TUSAŞ saldırısının arkasındaki gerçekler!

Nurettin Bay

TUSAŞ’a düzenlenen hain saldırıyı kim düzenledi?

Niye düzenledi?

Zamanlaması ne anlama geliyor?

Ve daha birçok soru…

Türkiye benzer saldırılara 40 yıldan buyana uğruyor. PKK’nın 1984 yılında başlayan kanlı saldırıları günümüze kadar devam etti.

PKK’nın bir ABD projesi olduğunu Türkiye on yıllar sonra öğrendi. Dünya’da vekâlet savaşlarının başladığı tarih hangisidir bilmiyorum. Ancak Türkiye’de vekalet savaşları 1984 Ağustos’unda PKK’nın Eruh ve Şemdinli’de askerlerimize saldırmasıyla başladı.

Görüyoruz ki hala bazıları PKK’nın ABD’nin emrinde bir terör örgütü olduğuna inanmıyor. Belli ki bu kesim ABD’nin sahte yüzüyle ifade ettiği ‘Türkiye dost ve müttefik ortağımız’ yalanına kanmış durumda.
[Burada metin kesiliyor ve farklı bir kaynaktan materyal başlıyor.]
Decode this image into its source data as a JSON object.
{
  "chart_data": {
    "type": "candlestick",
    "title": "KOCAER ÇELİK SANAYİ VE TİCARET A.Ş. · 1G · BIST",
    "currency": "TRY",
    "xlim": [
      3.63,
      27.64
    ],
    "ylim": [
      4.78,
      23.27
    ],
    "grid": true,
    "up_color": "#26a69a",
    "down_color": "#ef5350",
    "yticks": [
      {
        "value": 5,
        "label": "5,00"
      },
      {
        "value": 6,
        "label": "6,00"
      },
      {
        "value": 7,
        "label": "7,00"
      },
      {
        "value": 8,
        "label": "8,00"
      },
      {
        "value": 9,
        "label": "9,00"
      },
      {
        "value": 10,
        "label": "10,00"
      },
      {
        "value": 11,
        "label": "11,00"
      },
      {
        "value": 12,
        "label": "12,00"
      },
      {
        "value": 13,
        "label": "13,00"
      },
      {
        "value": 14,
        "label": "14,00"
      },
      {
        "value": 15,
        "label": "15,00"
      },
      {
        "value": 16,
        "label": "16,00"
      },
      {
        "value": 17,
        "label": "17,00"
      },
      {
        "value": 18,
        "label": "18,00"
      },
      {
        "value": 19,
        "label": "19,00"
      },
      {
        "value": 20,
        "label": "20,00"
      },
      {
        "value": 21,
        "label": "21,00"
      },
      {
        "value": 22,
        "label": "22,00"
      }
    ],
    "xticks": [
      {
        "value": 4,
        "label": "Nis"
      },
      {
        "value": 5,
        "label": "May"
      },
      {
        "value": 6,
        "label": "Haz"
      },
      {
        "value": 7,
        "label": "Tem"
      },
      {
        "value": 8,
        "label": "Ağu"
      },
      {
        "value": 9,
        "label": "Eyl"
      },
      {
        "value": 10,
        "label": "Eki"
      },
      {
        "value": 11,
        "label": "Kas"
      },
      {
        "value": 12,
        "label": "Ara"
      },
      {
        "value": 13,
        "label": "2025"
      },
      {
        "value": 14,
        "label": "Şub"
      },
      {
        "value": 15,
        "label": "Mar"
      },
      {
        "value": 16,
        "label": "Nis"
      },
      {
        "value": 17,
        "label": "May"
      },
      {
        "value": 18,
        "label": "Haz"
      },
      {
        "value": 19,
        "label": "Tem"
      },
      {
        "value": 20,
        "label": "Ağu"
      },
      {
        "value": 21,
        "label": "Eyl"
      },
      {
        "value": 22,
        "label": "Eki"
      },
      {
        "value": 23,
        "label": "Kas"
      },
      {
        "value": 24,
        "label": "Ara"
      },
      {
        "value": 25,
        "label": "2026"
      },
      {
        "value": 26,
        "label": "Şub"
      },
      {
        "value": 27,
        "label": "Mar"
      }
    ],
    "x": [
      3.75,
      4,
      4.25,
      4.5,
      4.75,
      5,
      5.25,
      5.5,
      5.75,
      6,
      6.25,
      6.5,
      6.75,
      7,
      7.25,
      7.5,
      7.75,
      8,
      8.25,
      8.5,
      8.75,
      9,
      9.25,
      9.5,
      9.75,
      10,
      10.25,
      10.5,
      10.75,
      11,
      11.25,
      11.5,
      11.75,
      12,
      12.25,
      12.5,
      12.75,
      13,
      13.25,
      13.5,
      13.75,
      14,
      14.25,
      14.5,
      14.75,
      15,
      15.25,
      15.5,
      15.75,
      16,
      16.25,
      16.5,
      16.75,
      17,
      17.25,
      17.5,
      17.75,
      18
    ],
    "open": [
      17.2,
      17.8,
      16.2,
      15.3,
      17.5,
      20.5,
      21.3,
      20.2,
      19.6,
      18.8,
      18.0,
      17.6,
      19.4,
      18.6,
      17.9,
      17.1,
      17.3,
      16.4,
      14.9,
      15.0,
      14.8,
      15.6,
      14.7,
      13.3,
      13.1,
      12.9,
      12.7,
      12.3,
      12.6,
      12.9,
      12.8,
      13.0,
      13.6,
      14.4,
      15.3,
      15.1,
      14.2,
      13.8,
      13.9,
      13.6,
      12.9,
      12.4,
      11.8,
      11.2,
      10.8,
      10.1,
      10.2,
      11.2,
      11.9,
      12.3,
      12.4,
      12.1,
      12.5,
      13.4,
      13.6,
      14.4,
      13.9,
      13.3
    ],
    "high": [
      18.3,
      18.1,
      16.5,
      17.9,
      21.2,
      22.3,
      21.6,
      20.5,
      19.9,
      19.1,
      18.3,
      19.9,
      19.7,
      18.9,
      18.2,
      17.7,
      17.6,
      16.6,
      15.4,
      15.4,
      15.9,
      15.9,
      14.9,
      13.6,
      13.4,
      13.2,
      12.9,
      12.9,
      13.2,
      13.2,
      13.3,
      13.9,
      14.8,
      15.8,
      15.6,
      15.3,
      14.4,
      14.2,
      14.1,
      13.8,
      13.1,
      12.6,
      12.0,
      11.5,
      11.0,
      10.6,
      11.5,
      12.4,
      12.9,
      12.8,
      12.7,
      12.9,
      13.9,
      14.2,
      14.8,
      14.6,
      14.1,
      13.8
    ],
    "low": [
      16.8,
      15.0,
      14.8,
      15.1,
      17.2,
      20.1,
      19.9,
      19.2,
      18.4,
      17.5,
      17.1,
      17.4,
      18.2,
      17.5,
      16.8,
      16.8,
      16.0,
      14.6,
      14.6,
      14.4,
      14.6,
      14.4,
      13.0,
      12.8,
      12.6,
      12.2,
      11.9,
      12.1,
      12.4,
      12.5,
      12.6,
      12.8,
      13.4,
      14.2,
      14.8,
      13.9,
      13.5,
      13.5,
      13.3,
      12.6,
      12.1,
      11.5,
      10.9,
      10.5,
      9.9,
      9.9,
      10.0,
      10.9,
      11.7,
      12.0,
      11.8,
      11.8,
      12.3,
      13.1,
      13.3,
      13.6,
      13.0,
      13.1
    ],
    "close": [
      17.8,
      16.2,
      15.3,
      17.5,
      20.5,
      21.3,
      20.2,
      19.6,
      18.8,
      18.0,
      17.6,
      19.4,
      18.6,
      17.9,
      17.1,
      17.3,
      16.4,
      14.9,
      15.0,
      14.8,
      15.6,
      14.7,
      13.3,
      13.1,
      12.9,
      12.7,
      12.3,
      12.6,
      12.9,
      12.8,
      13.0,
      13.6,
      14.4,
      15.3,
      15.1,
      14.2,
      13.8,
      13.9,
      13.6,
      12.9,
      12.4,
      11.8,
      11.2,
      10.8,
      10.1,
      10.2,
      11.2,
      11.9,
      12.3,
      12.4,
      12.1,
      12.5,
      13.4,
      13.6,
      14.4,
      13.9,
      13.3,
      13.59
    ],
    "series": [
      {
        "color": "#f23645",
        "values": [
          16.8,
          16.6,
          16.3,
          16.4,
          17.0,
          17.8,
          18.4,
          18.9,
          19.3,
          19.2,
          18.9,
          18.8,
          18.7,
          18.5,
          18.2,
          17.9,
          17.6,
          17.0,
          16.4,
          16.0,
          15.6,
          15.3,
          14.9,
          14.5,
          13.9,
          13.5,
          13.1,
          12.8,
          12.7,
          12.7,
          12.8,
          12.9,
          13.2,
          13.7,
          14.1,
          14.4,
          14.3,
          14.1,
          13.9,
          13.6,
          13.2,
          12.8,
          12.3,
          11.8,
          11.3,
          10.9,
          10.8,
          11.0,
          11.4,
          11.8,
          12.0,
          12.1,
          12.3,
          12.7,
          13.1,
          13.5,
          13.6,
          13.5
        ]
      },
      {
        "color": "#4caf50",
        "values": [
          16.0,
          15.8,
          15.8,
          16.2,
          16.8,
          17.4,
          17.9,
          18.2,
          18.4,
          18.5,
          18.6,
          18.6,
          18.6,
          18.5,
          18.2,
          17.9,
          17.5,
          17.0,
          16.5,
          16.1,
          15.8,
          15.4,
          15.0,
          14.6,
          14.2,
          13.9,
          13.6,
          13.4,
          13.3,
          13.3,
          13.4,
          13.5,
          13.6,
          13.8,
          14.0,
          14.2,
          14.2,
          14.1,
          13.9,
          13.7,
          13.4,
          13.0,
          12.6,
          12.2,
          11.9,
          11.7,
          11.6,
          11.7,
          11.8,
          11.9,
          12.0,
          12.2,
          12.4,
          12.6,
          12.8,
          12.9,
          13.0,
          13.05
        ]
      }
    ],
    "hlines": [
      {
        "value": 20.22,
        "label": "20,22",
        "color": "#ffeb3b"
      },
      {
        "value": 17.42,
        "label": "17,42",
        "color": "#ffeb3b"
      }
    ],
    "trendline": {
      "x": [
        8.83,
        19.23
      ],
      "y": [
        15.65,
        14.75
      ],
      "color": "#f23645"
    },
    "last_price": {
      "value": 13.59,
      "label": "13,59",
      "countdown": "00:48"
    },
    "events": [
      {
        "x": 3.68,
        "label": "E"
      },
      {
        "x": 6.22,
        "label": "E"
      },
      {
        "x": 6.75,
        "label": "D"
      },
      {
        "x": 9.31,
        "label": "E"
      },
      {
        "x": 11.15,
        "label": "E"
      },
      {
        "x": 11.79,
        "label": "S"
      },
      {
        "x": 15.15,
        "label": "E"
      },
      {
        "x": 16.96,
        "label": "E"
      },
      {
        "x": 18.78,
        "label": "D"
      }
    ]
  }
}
ABD’nin bölgedeki vekil savaşçı gücü sadece PKK ve uzantıları değil. FETÖ de, DAEŞ de aynı amaca yönelik kurulmuş terör örgütleri… İkisinin de hedefinde Türkiye var.

PKK, ‘Kürt’ kozu ile ülkeyi parçalamaya çalışıyor.
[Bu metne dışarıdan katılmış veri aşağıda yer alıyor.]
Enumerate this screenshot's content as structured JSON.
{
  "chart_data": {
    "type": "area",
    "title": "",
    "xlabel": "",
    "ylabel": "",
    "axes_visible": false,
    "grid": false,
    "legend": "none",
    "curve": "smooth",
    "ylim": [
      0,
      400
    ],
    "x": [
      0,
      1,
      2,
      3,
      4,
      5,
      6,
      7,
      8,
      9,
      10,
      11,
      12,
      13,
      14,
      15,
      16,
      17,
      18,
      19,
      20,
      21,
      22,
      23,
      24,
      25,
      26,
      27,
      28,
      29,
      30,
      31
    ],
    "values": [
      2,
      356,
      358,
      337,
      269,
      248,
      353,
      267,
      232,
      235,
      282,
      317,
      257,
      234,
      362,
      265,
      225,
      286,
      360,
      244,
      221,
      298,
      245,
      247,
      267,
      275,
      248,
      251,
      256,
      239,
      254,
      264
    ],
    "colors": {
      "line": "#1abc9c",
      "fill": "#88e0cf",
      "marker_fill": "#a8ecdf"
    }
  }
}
FETÖ, ‘mankurtlaştırılmış bürokratlar’ eli ile bölmeye çalışıyor.

DAEŞ ise sözde fanatik dinci anlayış ile ülke yönetiminin elini zayıflatmaya çalışıyor.

Üçü de CİA’nın Ortadoğu ofisine bağlı çalışıyor.

PKK’ya hizmet edenler ‘Sözde Kürt Devleti’ kurma hevesi ile kandırılıyor.

FETÖ’ye hizmet edenler ılıman İslamcı anlayışını ülkeye yaymak ümidi ile kandırılıyor.

DAEŞ’e hizmet edenler İslam şeriatı ile yönetilen bir devlet kurma hedefi ile kandırılıyor.

Şimdi diyeceksiniz ki bu örgütlere hizmet edenlerin aklı yok mi, neden kanıyorlar?

Kanıyorlar çünkü bu toplum mühendisliği projesini üretenler çok profesyonel.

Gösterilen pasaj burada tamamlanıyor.